もう絶滅したかと思われた「亭主関白」がいましたよ。朝ドラの「梅ちゃん先生
」に、、。そうなんです、梅子先生(梅子(堀北真希))のお父さん(建造(高橋
克実))なんです。”ふろ、めし、ねる”の三種の言葉で家族を支配する貴重な
昭和の遺産的な存在の父親なんです。家族を影で支えているお母さん(芳子
(南果歩))がフト、自分の存在に不安や疑問を感じて家を出ます。家を出て
家族は大騒ぎになります。しかし父親はそんな妻を怒り非難します。親父は
大きな病院の医師で、ひとに頭をさげるのが大の苦手の典型的な暴君タイプ

ですから、奥さんに頭をさげたり感謝の言葉を投げかけるなんて至難のワザ
なんです。お母さんは嫁いで行った、娘(松子(ミムラ))のところで孫の世話
などで紛らわせていたのですがソロソロ家のことが気になって帰ろうとします
しかし梅子は、このまま帰ったのでは、なんにも変わらないと一計を思案しま
す。

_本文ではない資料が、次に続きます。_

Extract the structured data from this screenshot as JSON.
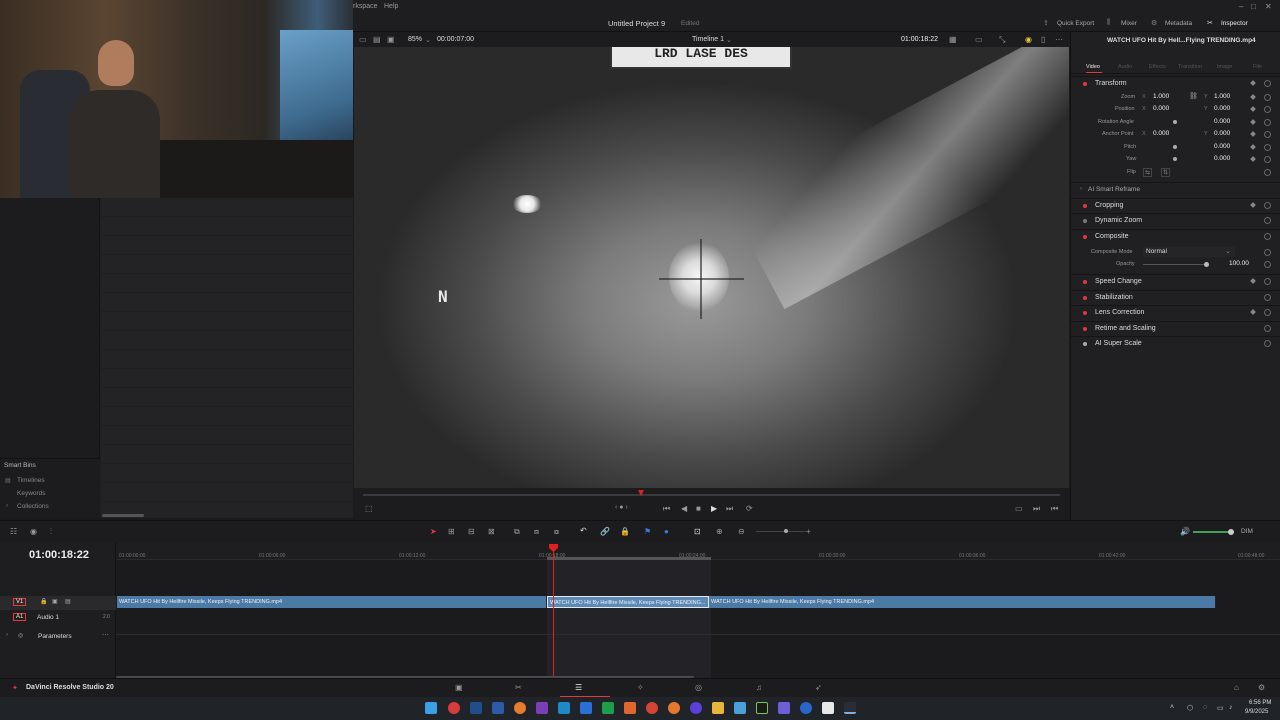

梅子は母親が家を出てからは食事をはじめ家事一切を診療所のメーン
の仕事は勿論すべてを賄わねばならず、てんてこ舞いの状態になってはじめ
てお母さんの存在価値をいやというほど実感します。お父さんも口には出し

ませんが妻のありがた味を感じはじめてきました。そんなとき梅子の合図で
家に帰ってきます。親父は、すきっ腹を抱えて庭に出て箒を持ちながらぼん
やり立っています。そこへ妻の”只今!”という声がします。妻は縁側に座っ
て”只今、帰りました。勝手をして申し訳ありませんでした”と三つ指をつきな
がら詫びます。縁側には俳句の会の募集の申込書が置いてありました。まさ
に昭和の麗しい光景です。妻の顔をみて怒るかと思いきや横を向きながら、
いつものしかめっ面で”オイ!梅子の下手な料理はもういい出て行くな頼む”

といいます。いつものペースに戻り、自分の居場所を実感した妻の、お母さ
んの心尽くしの手料理をおいしい、おいしいといってパクついています。祖母
(正枝(賠償美津子))は”建造さんもなにかいったら”と意地悪く質します。
建造は”梅子よりましだ”と相変わらず、強がりをいいます。主人公の堀北は
映画でも昭和のヒロインを演じきっていましたが旦那役の信郎(松坂桃李)も
いい役者ですね。カミサンなんか、うっとりした顔でみています。それに隣りの
旋盤工場を営む職人で信郎の親父役の安岡幸吉(片岡鶴太郎)も昭和の、

頑固親父を見事に演じていますねえ。奥さん役の和子(大島蓉子)も、どこに
でもいた面倒見のいい、おかみさん役も見事にハマッていました。ちょっと、
ヤクザな夢を追い続ける立花陽造(鶴見辰吾)も堅物で頑固な兄貴と対照的
な軽さを演出してドラマに彩りを放っていました。飛び入りのように、登場した
ミュージシャンの世良正則も柄にもないような医者の役で”医者は患者に寄り
添うだけのものだ”と梅子先生の誕生のきっかけになった重要な役回りを演
じていましたね。前作の「カーネーション」も好評でしたが、この「梅ちゃん先生
」も絶滅危惧種族の熱演もあって心にしみる作品ですねえ。